Libanon
Zweiter Anlauf für Präsidentenwahl am 23. Oktober
Am Dienstag kommender Woche wollen sie sich wieder im Parlament einfinden. Doch dass die libanesischen Abgeordneten bereits dann einen neuen Präsidenten wählen, glaubt in der Zedernrepublik eigentlich niemand. Warum auch? Bis zum 24. November noch läuft das Mandat von Amtsinhaber Emile Lahoud.
Zeit genug also, meinen viele, um sich auf einen für Regierungsmehrheit wie Opposition akzeptablen Konsenskandidaten zu einigen. Ursprünglich sollte der Präsident am 25. September gewählt werden. Nachdem aber weniger als 85 der 128 Abgeordneten zur Sitzung erschienen waren, wurde die Wahl verschoben.
Angesichts der tiefen Gräben, die zwischen der von Parlamentspräsident Nabih Berri und dem Generalsekretär der schiitischen Hisbollah, Hassan Nasrallah, geführten Opposition sowie der von den USA und der EU unterstützten Parlamentsmehrheit liegen, läuft der politischen Klasse die Zeit aber davon. Daran ändert auch die Annäherung von Nabih Berri und dem Mehrheitsführer, Saad Hariri, nach der ersten Parlamentssitzung nach über einem Jahr Ende September nichts. Zwar beteuerten beide, bis zum Ablaufen der Amtszeit Lahouds eine Lösung zu finden, die das Land vor einer institutionellen Krise bewahren werde. Doch die Hardliner auf beiden Seiten haben längst andere Töne angeschlagen.

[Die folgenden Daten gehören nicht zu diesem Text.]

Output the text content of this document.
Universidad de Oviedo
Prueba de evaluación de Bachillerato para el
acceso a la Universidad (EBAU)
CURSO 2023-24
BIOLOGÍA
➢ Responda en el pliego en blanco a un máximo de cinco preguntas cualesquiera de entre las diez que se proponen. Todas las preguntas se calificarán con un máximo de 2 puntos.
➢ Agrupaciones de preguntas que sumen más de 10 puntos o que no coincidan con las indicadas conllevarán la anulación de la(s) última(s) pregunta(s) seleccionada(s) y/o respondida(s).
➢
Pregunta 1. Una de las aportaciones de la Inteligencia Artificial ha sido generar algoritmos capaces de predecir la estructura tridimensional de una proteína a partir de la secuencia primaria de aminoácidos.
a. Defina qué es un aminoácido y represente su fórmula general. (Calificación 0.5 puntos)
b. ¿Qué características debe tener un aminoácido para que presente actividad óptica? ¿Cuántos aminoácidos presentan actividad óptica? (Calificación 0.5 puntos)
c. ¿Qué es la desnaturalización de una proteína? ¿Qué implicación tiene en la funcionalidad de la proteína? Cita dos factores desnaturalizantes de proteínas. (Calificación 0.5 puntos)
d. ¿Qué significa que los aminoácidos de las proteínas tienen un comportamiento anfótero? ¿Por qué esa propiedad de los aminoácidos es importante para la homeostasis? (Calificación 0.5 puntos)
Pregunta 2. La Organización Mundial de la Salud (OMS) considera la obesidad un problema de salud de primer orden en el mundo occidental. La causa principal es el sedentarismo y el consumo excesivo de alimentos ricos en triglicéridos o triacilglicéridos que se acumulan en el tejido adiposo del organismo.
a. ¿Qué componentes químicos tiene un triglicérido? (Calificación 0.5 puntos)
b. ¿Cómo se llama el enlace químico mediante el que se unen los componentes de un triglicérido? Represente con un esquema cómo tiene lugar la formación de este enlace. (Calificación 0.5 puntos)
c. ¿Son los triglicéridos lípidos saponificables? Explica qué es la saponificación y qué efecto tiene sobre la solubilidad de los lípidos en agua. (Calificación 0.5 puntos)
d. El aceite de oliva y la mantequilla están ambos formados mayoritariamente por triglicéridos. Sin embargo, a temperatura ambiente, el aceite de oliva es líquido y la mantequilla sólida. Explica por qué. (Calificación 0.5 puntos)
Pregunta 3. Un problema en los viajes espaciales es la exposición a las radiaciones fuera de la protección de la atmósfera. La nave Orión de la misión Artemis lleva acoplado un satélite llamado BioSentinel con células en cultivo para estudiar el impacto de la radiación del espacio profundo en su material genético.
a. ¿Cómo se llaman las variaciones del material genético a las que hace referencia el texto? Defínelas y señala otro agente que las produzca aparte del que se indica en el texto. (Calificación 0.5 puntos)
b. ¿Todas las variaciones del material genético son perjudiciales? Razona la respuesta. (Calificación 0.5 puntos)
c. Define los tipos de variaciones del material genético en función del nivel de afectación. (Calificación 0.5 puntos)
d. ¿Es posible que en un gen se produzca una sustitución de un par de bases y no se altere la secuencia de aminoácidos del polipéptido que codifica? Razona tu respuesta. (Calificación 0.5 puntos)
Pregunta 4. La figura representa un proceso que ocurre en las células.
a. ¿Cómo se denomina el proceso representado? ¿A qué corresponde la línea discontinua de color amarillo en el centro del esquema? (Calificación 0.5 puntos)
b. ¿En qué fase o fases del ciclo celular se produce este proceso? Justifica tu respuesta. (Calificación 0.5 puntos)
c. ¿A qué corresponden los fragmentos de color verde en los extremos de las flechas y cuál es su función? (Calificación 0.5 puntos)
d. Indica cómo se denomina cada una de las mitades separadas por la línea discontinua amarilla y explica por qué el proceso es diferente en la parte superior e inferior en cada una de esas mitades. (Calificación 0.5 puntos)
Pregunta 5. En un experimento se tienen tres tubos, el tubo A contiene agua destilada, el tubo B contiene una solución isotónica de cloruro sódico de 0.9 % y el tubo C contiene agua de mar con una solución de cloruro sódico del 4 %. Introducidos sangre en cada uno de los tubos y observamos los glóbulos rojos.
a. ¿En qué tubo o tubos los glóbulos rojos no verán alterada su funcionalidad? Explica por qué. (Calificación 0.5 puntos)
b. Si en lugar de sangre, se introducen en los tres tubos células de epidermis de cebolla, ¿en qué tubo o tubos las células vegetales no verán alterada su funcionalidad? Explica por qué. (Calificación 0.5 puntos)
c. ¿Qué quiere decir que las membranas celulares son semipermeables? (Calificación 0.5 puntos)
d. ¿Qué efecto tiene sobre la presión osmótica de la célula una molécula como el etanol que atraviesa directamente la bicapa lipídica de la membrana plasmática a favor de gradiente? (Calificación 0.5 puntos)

So brachte Nasrallah in einer Rede zum Al Quds-Tag die Direktwahl des Präsidenten ins Gespräch - was eine deutliche Abkehr vom sorgfältig austarierten konfessionellen Proporzsystem des Landes bedeutete. Demnach ist der Präsident immer ein maronitischer Christ, der Parlamentspräsident ein Schiit und der Regierungschef ein Sunnit. Nasrallahs Kalkül ist leicht durchschaubar: Sein wichtigster maronitischer Verbündeter, Exgeneral Michel Aoun, würde mit den Stimmen der Hisbollah-Wähler sicherlich eine Mehrheit erzielen. Da der Präsident aber vom Parlament bestimmt wird und im ersten Wahlgang eine Zweidrittelmehrheit hinter sich vereinen muss, ist Aoun de facto aus dem Rennen. Doch auch die von Hariri, Siniora und Hardlinern wie dem Vorsitzenden der Forces Libanaises (FL), Samir Geagea, und dem Chef der Sozialistischen Fortschrittspartei (PSP), Walid Jumblatt, repräsentierte Regierungsmehrheit verfügt nur über 68 Sitze.
Deshalb geht es nun darum, einen Konsenskandidaten zu finden, der für Opposition wie Regierung akzeptabel wäre - wenn möglich, bis zur Sitzung am 23. Oktober, spätestens aber bis zum 24. November. Der derzeitige Oberbefehlshaber der Armee, Michel Sleiman, wird immer wieder genannt, ebenso der Zentralbankchef, Riad Salameh.
Was passiert, wenn kein Konsenskandidat gefunden werden sollte, haben die Hardliner auf Seiten der Regierungsmehrheit bereits erklärt: Sie wollen mit einfacher Mehrheit einen ihrer Kandidaten durchbringen. Doch bis es soweit ist, bleibt noch viel Zeit zum Reden. Das nächste Mal am 23. Oktober im Parlament.